In conjunction with GM-CSF, TNF-α has been shown to play an important role in the generation of DCs from precursors in the BM. This has been demonstrated with regard to BM-derived Langerhans cells,23and for the development of DCs from early progenitor-stage cells.24 Moreover, that effect may be the consequence of TNF-α–mediated up-regulation of GM-CSF receptors on DC precursors.25 Other studies have demonstrated that TNF-α plus IL-3 in the absence of GM-CSF can mediate DC development from human cord blood,26 implying that TNF-α can act synergistically with several growth-promoting factors, or possibly that it induces the secretion of other growth-promoting factors, but nonetheless further defining an important role for TNF-α in the process of DC development within primary hematopoietic tissues. Additionally, a recent study of mouse BM-derived DC gene expression using DNA microarray assays demonstrated up-regulation of TNF-α genes in mature DCs relative to immature DCs.27 In that study, BM-derived DCs were generated by in vitro culture for 7 days with GM-CSF and IL-4; DC maturation was achieved by LPS stimulation for an additional 24 hours.23 As yet, we have not examined TSH production of BM cells after in vitro maturation, though we recently demonstrated that TSH is produced by purified splenic DCs.12 However, the relationship of those cells to the BM cells described here has not been determined, though these studies are currently under way.
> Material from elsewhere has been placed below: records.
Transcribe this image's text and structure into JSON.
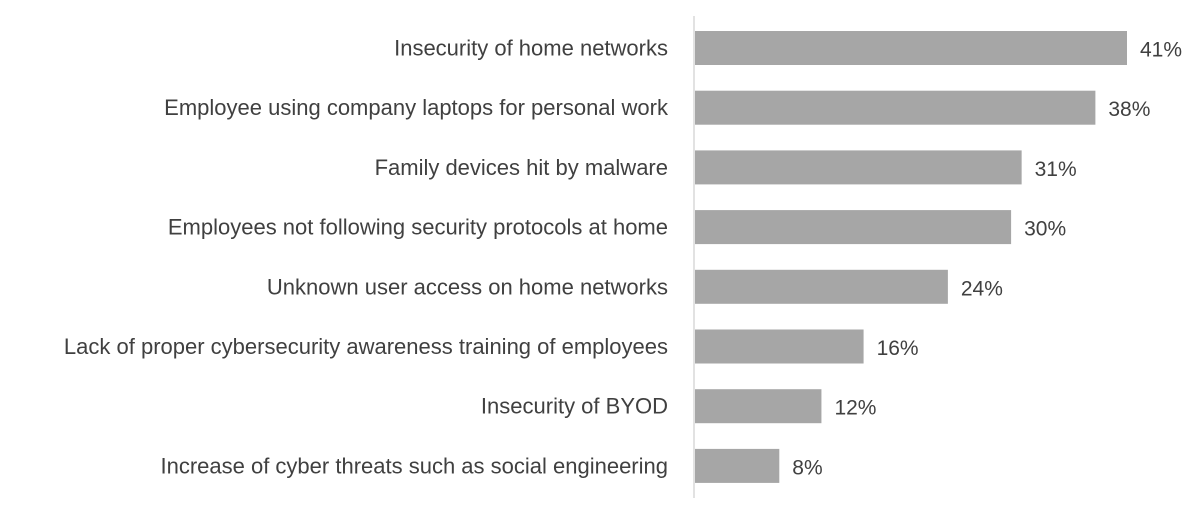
{
  "chart_data": {
    "type": "bar",
    "orientation": "horizontal",
    "title": "",
    "xlabel": "",
    "ylabel": "",
    "categories": [
      "Insecurity of home networks",
      "Employee using company laptops for personal work",
      "Family devices hit by malware",
      "Employees not following security protocols at home",
      "Unknown user access on home networks",
      "Lack of proper cybersecurity awareness training of employees",
      "Insecurity of BYOD",
      "Increase of cyber threats such as social engineering"
    ],
    "values": [
      41,
      38,
      31,
      30,
      24,
      16,
      12,
      8
    ],
    "value_labels": [
      "41%",
      "38%",
      "31%",
      "30%",
      "24%",
      "16%",
      "12%",
      "8%"
    ],
    "unit": "%",
    "xlim": [
      0,
      41
    ],
    "grid": false,
    "legend": "none",
    "colors": {
      "bar": "#a6a6a6",
      "axis": "#d9d9d9",
      "text": "#404040"
    }
  }
}
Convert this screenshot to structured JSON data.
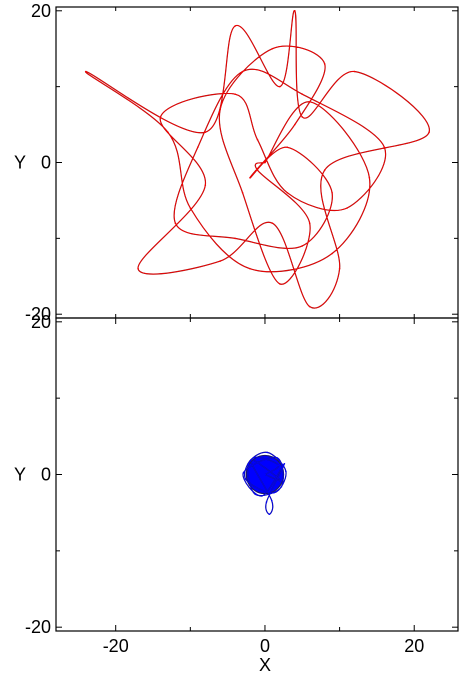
{
  "chart_data": [
    {
      "type": "line",
      "panel": "top",
      "xlim": [
        -28,
        26
      ],
      "ylim": [
        -20.5,
        20.5
      ],
      "x_ticks": [],
      "y_ticks": [
        {
          "value": 20,
          "label": "20"
        },
        {
          "value": 0,
          "label": "0"
        },
        {
          "value": -20,
          "label": "-20"
        }
      ],
      "minor_y_ticks": [
        10,
        -10
      ],
      "minor_x_ticks": [
        -20,
        -10,
        0,
        10,
        20
      ],
      "ylabel": "Y",
      "series": [
        {
          "color": "#ff0000",
          "outline_color": "#8b1a1a",
          "points": [
            [
              0,
              0
            ],
            [
              6,
              8
            ],
            [
              14,
              -2
            ],
            [
              9,
              -12
            ],
            [
              -2,
              -14
            ],
            [
              -10,
              -6
            ],
            [
              -13,
              4
            ],
            [
              -24,
              12
            ],
            [
              -8,
              4
            ],
            [
              -4,
              18
            ],
            [
              2,
              10
            ],
            [
              4,
              20
            ],
            [
              5,
              6
            ],
            [
              12,
              12
            ],
            [
              22,
              4
            ],
            [
              8,
              -1
            ],
            [
              10,
              -14
            ],
            [
              6,
              -19
            ],
            [
              1,
              -8
            ],
            [
              -6,
              -13
            ],
            [
              -17,
              -14
            ],
            [
              -8,
              -3
            ],
            [
              -14,
              6
            ],
            [
              -4,
              9
            ],
            [
              -1,
              3
            ],
            [
              3,
              -4
            ],
            [
              11,
              -6
            ],
            [
              16,
              2
            ],
            [
              5,
              9
            ],
            [
              -3,
              12
            ],
            [
              -9,
              2
            ],
            [
              -12,
              -8
            ],
            [
              -4,
              -10
            ],
            [
              5,
              -11
            ],
            [
              9,
              -4
            ],
            [
              3,
              2
            ],
            [
              -2,
              -2
            ],
            [
              4,
              5
            ],
            [
              8,
              13
            ],
            [
              1,
              15
            ],
            [
              -6,
              7
            ],
            [
              -3,
              -4
            ],
            [
              2,
              -16
            ],
            [
              6,
              -8
            ],
            [
              -1,
              -1
            ],
            [
              0,
              0
            ]
          ]
        }
      ]
    },
    {
      "type": "line",
      "panel": "bottom",
      "xlim": [
        -28,
        26
      ],
      "ylim": [
        -20.5,
        20.5
      ],
      "x_ticks": [
        {
          "value": -20,
          "label": "-20"
        },
        {
          "value": 0,
          "label": "0"
        },
        {
          "value": 20,
          "label": "20"
        }
      ],
      "y_ticks": [
        {
          "value": 20,
          "label": "20"
        },
        {
          "value": 0,
          "label": "0"
        },
        {
          "value": -20,
          "label": "-20"
        }
      ],
      "minor_y_ticks": [
        10,
        -10
      ],
      "minor_x_ticks": [
        -10,
        10
      ],
      "xlabel": "X",
      "ylabel": "Y",
      "series": [
        {
          "color": "#0000ff",
          "outline_color": "#1a1a6b",
          "center": [
            0,
            0
          ],
          "radius": 2.5,
          "points": [
            [
              0,
              0
            ],
            [
              1.8,
              1.2
            ],
            [
              -1.5,
              2.2
            ],
            [
              -2.6,
              -0.6
            ],
            [
              1.2,
              -2.4
            ],
            [
              2.8,
              0.4
            ],
            [
              0.3,
              2.9
            ],
            [
              -2.2,
              1.3
            ],
            [
              -1.3,
              -2.6
            ],
            [
              2.2,
              -1.6
            ],
            [
              1.6,
              2.2
            ],
            [
              -2.9,
              0.2
            ],
            [
              -0.4,
              -2.8
            ],
            [
              2.6,
              1.4
            ],
            [
              0.2,
              -3.6
            ],
            [
              0.6,
              -5.2
            ],
            [
              0.9,
              -3.4
            ],
            [
              -1.9,
              1.9
            ],
            [
              2.1,
              -0.8
            ],
            [
              0,
              0
            ]
          ]
        }
      ]
    }
  ]
}
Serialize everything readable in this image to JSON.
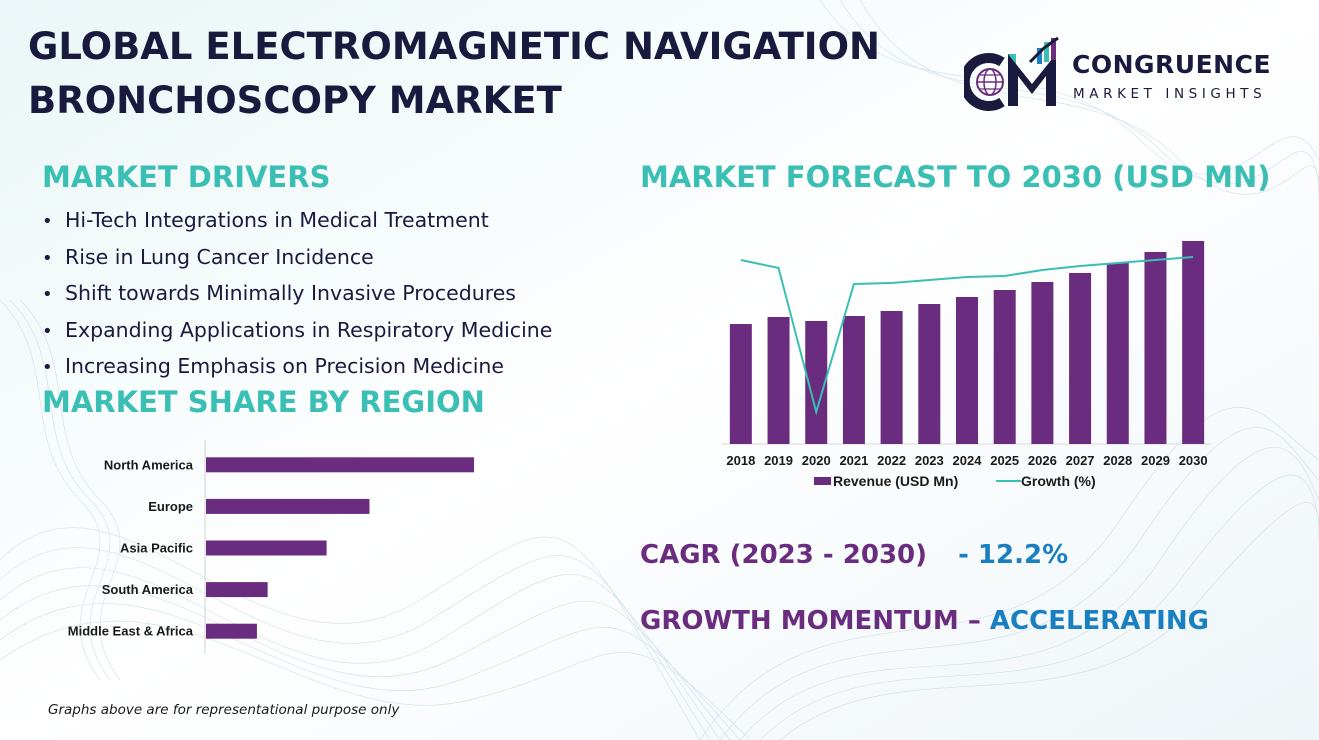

Interestingly, significantly more CD11b⁺ BM cells, depending on the population, expressed intracellular TSH than CD11b⁻ cells, yet there was only a 2-fold difference in the amount of secreted TSH from the former versus the latter cells. Although the basis for that difference in intracellular TSH production by those 2 populations is not yet evident, the presence of intracellular TSH in CD11b⁺ BM cells would imply that TSH is more rapidly available from those cells compared to CD11b⁻ cells. It should be pointed out that our studies to date have examined TSH secretion without exogenous stimulation. Experiments are currently under way to determine kinetic TSH release from CD11b⁺ and CD11b⁻ cells after culture with stimuli with mitogenic, cell-differentiating, or growth-promoting potential.

In summary, despite progress in understanding how hormones, neuroendocrines, and neuropeptides collaborate in the regulation of immunity, many basic aspects of those interactions have yet to be delineated. The findings reported here suggest that locally synthesized TSH may be involved in that process. Because hormones such as TSH are present in the blood and thus have the potential to reach a vast number of different organs and tissues, TSH-mediated effects operating across classical endocrine pathways would be difficult to regulate from an immunologic perspective, whereas the local manufacture and release of TSH disseminated across short distances in a manner analogous to the elaboration and use of cytokines and chemokines might logistically resolve this problem.